The term sports camps conjures many images, from splashing around in the YMCA pool to running soccer drills under the mid-summer heat. These days, there are so many camps to choose from, it is sometimes confusing when you are trying to pick the right one. Follow these guidelines for assessing an athlete's age, ability and skill, and choosing the camp that best suits their needs.
If the athlete enjoys a variety of activities, look for a recreational or beginner camp that covers a number of sports, and emphasizes learning the basics in a fun and positive environment. These camps are often held at a local school or recreation facility.
Research the camps in your area and talk to people that have gone to those camps.
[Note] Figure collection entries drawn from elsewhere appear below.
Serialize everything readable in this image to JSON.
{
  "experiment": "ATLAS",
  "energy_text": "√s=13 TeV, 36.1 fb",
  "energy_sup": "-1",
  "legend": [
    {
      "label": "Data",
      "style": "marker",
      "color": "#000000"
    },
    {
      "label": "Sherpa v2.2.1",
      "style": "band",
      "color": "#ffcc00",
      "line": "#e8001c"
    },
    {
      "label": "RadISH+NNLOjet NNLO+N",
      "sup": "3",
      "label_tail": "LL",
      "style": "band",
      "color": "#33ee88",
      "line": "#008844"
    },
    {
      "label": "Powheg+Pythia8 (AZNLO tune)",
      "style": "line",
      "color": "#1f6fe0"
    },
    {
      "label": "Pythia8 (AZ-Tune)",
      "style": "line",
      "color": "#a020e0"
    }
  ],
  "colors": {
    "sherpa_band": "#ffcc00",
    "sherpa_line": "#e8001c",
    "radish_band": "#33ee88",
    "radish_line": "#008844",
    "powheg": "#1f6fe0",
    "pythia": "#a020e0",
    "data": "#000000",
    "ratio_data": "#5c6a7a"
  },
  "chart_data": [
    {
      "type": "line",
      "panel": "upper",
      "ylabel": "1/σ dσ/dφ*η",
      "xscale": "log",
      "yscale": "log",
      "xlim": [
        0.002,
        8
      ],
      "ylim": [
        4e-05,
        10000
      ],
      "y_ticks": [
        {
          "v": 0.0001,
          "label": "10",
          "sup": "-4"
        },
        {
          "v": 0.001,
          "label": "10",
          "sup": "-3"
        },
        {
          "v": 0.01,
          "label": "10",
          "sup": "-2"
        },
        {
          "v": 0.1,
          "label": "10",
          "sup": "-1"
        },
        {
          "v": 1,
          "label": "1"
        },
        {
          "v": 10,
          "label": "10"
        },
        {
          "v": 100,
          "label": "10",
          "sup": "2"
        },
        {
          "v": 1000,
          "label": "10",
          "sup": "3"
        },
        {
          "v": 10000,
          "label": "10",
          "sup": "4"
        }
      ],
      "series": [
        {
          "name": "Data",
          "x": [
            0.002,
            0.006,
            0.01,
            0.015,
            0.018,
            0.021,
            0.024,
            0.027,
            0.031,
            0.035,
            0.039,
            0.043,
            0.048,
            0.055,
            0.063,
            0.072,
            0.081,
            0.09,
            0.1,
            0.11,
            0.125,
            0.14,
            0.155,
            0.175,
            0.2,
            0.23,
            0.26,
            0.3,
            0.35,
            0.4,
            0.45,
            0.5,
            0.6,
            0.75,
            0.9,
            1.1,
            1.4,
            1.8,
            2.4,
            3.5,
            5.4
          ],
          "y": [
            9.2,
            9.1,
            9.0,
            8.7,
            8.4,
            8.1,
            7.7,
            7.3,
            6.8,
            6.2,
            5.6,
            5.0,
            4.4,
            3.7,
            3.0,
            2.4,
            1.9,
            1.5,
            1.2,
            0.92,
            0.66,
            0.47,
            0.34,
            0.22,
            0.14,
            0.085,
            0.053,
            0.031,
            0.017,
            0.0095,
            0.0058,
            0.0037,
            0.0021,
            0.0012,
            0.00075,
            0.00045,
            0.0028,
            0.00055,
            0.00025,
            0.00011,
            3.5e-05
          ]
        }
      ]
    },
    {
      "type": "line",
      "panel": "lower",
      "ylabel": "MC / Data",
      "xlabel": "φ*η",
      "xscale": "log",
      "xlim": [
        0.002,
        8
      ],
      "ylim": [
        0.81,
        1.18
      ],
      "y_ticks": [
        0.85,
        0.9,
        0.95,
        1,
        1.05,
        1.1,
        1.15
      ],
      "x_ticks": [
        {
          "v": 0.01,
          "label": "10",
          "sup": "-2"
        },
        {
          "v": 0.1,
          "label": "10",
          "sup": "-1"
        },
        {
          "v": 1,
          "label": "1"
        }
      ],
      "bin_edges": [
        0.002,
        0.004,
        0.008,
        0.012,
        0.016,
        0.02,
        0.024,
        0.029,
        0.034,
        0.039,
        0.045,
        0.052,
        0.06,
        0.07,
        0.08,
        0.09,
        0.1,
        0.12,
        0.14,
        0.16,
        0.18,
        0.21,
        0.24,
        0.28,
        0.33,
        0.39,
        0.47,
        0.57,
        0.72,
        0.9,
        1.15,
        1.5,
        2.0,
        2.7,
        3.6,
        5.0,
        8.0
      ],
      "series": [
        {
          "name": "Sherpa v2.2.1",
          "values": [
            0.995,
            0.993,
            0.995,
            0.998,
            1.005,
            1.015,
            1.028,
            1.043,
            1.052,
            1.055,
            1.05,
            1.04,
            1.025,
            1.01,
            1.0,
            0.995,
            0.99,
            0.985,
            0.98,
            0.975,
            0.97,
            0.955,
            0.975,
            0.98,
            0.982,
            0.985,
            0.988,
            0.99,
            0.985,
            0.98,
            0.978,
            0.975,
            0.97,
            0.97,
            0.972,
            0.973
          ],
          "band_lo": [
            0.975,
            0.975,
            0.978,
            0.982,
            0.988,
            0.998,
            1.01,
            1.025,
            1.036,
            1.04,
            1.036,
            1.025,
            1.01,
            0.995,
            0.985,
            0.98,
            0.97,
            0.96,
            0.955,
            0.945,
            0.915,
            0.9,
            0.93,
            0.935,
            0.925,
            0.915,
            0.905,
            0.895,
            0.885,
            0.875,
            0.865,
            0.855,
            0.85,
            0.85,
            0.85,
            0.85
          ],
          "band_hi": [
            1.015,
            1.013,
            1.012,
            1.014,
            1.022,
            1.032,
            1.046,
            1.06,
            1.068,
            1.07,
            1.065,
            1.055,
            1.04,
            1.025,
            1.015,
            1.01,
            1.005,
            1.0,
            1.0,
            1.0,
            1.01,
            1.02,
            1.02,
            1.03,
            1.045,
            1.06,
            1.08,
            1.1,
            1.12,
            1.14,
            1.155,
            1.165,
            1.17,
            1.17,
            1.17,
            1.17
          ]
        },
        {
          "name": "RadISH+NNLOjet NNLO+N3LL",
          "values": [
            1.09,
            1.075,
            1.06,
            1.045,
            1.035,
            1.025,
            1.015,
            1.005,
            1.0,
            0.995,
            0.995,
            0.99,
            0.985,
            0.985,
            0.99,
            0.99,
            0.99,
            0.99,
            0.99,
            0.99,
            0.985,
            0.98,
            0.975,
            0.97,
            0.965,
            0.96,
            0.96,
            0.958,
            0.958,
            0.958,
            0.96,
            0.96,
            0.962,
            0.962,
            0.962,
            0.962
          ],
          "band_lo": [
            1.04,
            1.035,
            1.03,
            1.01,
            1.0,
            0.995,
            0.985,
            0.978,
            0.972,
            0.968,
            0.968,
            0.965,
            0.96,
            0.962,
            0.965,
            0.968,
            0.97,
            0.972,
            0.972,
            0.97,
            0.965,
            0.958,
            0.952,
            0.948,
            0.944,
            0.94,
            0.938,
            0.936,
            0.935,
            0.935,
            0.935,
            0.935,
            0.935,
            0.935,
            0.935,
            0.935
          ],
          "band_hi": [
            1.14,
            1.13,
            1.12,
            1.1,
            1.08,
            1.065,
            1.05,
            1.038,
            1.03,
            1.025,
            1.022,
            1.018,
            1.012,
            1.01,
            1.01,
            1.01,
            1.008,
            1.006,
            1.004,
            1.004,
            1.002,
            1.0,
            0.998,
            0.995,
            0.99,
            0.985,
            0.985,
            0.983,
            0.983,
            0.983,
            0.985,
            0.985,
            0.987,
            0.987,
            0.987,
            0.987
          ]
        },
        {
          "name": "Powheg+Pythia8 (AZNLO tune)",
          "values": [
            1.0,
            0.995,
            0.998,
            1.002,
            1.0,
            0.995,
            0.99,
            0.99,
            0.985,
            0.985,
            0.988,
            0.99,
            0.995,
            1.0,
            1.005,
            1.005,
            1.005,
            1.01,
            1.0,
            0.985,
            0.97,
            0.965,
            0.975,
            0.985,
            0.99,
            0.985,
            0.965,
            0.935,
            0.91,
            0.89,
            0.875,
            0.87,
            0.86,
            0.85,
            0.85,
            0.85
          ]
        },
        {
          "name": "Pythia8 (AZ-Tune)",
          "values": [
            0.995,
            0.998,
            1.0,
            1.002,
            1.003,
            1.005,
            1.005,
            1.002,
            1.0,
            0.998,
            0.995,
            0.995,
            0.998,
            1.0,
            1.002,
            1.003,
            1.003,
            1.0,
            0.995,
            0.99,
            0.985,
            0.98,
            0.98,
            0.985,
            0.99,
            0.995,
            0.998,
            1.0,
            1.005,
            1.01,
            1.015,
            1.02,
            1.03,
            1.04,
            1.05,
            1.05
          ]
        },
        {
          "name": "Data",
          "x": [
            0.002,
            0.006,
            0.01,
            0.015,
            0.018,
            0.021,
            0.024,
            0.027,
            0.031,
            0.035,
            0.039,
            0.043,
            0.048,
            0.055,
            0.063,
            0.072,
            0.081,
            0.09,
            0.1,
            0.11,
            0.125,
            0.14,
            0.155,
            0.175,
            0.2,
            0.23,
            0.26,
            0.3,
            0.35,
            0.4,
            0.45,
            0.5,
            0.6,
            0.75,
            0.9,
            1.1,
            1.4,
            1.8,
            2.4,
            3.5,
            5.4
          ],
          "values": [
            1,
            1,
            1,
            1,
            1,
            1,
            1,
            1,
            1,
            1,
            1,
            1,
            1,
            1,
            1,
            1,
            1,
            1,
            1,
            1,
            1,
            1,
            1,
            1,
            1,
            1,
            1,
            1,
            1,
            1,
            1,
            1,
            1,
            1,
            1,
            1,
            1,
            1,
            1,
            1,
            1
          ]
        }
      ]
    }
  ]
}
Contact the coaches to find out what kind of environment the camp has and what their goals and priorities are for the session.
Grant Serafy, head soccer coach at Mercer University says that you should, "See if the staff has the credentials to match the experience the athlete wants. Who makes up the staff is one of the most important elements of a good camp."
Above all, decide what kind of experience the athlete wants to have. Is it more important that they go to the same camp as their best friend, or that they go to the camp with the best coaching staff?
Don't forget adventure or extreme sports camps. These offer a new twist on the traditional camp experience, by letting kids break away from the norm and learn to surf, skateboard, ride BMX, mountain bike, and more. Camps aren't just about developing athletic skills. They are a place for kids to develop valuable social and life skills too.
If the athlete has developed a passion for a single sport they are probably ready to attend an intermediate or advanced camp where they can hone their skills, increase their knowledge and feed their passion. But don't rely on the camps you are already familiar with.
Jillian Albee of Adrenaline Lacrosse says, "Different camps offer different focus, skills, coaches, people, location, facilities, program structure and expectations. The list goes on and on."
If your son or daughter is interested in playing sports in college, look into camps at local and regional colleges. This will give the athlete exposure to the elite camp environment.
No matter which level of camp you choose, there may be varying skill groups within that camp. Participants may be put in the lower group because of their age, despite having the experience of kids in the upper levels. If you feel the athlete would benefit more from a different level, don't be afraid to ask if they can be moved up or down.